平成元年 11月18日

 天気が良いので、今日の朝ごはんは、外で食べることになりました。もちろん僕の家は団地の一室なので庭はありませんから、トーストをラップに包み、コーヒーはポットに詰めて、牛乳やジュースはパックのまま、ついでにリンゴとバナナも、大きい買い物カゴに放り込み、敷物に使っている赤いテーブルクロスを持って、すぐ裏にある児童館の芝生の庭に大移動開始です。こういうときにいつも使う場所が僕んちにはあるのですが、秋も深まってきたこの季節、そこにはまだお日様が届いていなくて、今日は少し南の方の斜面で朝食ということになりました。僕は新聞を持っていって、食べたあと寝っころがって読んだりします。子どもたちは、望遠鏡で鳥をさがしたりします。そうして、一日が始ります。こういう日は、このままお散歩にでかけるのが良いですね。もちろんこれもちょっと足を伸ばして、広瀬川まで行って見ようかっていうぐらいのもので、そこに行って何かするための移動ではなくて、そこに行くまでを楽しむ、移動する事自体を楽しむのが目的のグウタラ散歩が望ましい形態という事になるでしょうね。とにかくぶらぶらとゆっくり行くわけです。

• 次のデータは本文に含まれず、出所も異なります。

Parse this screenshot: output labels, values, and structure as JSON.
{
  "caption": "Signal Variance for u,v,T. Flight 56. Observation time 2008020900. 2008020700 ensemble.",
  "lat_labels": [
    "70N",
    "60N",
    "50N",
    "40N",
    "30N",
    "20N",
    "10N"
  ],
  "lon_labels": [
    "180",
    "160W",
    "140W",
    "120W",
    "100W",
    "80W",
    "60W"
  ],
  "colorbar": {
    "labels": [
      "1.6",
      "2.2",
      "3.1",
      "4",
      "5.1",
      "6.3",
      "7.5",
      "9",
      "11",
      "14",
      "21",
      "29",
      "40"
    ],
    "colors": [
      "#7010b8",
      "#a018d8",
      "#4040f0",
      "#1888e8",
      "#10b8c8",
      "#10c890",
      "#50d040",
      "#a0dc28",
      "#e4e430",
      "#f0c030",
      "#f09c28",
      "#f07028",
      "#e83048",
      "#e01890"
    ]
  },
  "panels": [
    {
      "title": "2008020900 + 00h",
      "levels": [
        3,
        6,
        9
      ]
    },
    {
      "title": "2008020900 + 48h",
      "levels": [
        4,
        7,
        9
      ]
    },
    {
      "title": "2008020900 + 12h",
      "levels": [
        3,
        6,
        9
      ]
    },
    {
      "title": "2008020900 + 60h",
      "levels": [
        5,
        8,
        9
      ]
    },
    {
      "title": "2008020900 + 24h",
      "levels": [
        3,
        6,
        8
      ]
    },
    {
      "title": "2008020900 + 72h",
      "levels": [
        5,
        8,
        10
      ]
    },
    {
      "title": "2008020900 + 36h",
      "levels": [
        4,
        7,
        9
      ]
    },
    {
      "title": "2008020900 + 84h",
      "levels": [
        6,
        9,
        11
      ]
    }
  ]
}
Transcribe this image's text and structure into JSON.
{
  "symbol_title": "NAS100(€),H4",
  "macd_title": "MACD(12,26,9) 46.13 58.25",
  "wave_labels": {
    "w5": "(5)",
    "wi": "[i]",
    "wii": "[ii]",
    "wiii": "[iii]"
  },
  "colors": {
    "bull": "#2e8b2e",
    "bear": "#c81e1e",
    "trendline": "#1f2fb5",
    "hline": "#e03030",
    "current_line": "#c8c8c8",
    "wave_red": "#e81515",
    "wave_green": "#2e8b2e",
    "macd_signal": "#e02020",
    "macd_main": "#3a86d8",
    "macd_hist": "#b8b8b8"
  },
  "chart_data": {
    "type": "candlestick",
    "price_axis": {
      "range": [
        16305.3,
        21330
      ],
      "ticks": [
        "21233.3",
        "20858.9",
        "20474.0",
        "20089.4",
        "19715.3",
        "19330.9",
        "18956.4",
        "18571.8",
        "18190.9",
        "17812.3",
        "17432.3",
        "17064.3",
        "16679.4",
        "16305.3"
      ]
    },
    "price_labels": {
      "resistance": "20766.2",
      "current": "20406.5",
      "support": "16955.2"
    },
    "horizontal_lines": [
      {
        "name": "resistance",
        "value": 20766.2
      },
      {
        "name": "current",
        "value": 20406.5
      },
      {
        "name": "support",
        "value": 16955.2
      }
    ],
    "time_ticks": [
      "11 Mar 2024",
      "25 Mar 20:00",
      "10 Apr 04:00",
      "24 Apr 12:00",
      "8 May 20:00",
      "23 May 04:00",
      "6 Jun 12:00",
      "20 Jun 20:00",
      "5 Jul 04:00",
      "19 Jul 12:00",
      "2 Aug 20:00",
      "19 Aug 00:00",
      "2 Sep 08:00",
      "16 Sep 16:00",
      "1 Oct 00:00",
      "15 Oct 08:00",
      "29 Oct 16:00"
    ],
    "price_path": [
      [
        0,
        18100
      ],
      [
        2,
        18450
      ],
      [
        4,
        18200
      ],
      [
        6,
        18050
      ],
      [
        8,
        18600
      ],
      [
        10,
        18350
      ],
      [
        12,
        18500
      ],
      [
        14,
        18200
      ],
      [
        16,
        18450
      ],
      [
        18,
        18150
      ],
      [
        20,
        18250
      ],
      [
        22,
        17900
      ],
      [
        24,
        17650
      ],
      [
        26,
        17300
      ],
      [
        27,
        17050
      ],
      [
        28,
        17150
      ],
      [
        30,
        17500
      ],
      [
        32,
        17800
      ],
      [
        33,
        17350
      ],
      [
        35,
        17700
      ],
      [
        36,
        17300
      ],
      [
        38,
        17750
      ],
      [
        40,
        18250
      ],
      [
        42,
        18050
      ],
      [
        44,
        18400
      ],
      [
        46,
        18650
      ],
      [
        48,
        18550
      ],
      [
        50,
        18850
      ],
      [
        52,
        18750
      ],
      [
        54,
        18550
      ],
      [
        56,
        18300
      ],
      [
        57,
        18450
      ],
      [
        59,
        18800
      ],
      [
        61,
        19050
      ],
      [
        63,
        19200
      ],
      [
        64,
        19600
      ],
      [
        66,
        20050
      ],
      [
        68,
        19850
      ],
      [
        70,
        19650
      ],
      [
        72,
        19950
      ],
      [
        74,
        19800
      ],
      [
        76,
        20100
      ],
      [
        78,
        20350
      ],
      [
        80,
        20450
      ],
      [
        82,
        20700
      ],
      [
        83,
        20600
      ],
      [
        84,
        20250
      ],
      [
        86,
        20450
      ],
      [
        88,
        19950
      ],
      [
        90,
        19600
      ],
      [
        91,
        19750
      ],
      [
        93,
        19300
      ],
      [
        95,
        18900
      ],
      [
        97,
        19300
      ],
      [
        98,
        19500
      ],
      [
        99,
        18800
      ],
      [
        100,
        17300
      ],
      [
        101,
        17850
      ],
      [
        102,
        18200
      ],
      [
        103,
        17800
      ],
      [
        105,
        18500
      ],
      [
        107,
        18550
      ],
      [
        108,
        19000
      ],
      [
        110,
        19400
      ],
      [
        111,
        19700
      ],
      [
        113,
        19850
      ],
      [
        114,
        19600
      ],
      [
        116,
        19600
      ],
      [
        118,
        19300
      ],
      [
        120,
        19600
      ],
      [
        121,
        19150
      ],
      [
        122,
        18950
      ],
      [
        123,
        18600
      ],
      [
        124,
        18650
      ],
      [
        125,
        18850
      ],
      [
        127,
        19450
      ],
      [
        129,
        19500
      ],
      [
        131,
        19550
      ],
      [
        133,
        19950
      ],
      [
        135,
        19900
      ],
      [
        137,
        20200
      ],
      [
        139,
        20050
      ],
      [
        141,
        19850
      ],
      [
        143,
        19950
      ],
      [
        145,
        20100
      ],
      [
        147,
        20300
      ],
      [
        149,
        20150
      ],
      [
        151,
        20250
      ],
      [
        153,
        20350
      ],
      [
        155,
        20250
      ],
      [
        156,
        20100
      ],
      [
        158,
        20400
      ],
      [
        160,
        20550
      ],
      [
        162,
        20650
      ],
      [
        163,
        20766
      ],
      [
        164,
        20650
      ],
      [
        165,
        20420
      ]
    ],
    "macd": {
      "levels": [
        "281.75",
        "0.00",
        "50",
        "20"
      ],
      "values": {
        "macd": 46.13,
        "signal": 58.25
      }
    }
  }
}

 遠くまで出かけることはもちろん楽しいけれど、子どもの頃からそこに住んでいたという人以外は、自分ちの周りというのも、まだまだ知らない所がいっぱいだったりするわけで、子どもが普段遊び回っている範囲を、彼らと一緒にじっくり探検してみると、おやこんな所があったのかと、ちょっとびっくりしたりします。その上で、少し、範囲を広げてみる、と言うあたりが面白いんですよね。地球全体につながっている「ここ」という概念について、僕達はもう一度足元を確かめてみたいものだと思います。